Coelho destacou que a colaboração entre instituições públicas e empresas de tecnologia é fundamental para garantir um processo eleitoral seguro e confiável. Ferramentas de proteção como a “Detecção por Semelhanças” do YouTube ajudam a proteger pessoas em relação ao uso indevido da tecnologia para difamar ou produzir conteúdos enganosos.
“Nós avaliamos cada denúncia com base nas políticas de privacidade do YouTube e, em caso de qualquer violação, o conteúdo é removido. Essa proteção vale para todo mundo, mas é ainda mais essencial para as mulheres, que costumam ser as maiores vítimas de ataques à imagem durante as eleições”, afirmou o executivo, sublinhando a importância da ferramenta para a equidade de gênero no pleito.

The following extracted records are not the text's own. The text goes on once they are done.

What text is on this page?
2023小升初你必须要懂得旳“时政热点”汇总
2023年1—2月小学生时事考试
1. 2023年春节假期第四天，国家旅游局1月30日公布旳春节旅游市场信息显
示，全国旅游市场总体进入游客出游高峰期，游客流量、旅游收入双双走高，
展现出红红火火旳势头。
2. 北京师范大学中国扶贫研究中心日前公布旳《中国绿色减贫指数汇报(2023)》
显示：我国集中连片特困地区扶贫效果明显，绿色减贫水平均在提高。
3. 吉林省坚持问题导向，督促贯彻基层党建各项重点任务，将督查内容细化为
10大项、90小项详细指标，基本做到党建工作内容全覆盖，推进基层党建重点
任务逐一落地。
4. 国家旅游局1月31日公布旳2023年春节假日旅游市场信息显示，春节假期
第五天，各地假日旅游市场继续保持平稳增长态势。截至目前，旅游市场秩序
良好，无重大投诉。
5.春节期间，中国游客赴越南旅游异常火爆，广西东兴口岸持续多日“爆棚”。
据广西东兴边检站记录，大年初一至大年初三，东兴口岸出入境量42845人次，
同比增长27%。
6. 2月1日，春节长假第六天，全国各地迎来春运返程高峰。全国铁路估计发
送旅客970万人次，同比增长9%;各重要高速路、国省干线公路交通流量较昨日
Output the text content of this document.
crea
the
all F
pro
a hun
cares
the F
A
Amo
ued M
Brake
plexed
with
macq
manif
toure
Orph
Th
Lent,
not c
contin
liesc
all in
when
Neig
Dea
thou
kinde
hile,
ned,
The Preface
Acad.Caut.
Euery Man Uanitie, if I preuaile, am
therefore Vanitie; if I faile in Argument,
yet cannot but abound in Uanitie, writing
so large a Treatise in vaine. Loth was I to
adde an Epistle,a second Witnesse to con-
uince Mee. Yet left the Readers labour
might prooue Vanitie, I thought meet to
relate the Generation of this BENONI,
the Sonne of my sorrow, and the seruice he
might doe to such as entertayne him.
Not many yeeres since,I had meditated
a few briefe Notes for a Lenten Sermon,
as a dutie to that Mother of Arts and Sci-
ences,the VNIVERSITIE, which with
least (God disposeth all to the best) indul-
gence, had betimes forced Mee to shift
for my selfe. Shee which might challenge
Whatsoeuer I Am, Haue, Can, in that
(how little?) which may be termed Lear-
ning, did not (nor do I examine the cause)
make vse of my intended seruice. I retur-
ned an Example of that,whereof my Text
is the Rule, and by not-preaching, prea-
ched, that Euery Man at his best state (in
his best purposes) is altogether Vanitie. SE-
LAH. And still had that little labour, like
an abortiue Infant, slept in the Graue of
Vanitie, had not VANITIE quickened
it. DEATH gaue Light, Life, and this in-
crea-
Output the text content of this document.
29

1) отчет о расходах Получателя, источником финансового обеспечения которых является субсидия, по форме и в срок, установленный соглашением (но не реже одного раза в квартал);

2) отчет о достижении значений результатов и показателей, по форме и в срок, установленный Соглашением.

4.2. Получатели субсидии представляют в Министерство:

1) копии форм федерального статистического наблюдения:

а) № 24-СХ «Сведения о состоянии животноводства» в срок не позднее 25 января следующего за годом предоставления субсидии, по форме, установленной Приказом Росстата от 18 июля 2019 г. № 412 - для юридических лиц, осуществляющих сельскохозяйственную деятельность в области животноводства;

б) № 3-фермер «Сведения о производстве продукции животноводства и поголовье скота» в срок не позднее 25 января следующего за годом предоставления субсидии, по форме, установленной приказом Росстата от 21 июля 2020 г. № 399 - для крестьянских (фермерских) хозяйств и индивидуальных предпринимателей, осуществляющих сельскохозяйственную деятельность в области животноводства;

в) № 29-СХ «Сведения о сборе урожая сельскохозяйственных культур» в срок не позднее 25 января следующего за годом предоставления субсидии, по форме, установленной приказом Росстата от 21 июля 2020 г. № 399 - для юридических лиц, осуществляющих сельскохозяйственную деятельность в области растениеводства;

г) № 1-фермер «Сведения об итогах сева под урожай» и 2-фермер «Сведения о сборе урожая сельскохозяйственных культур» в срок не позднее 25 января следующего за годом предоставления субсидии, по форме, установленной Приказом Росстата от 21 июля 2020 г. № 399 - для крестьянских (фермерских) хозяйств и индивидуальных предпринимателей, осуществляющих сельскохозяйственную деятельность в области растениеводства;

O ministro Kassio Nunes Marques enfatizou que a ferramenta não substitui a análise humana nem os mecanismos de fiscalização já existentes. Contudo, ela amplia significativamente a capacidade de identificação de conteúdos potencialmente prejudiciais à imagem e à honra dos participantes do processo eleitoral.
Proteger a identidade no ambiente digital significa também preservar a autenticidade do debate público e a liberdade de escolha do eleitor. A parceria com o Google busca antecipar riscos e fortalecer a confiança nas eleições, garantindo um ambiente mais seguro para a participação cívica.
“A Justiça Eleitoral continuará acompanhando as transformações tecnológicas, dialogando com especialistas e trabalhando em conjunto com as plataformas digitais para criar um ecossistema de informação equilibrado que permita ao eleitorado exercer com plenitude a sua cidadania”, finalizou o presidente do TSE. O Rio das Ostras Jornal acompanha o caso.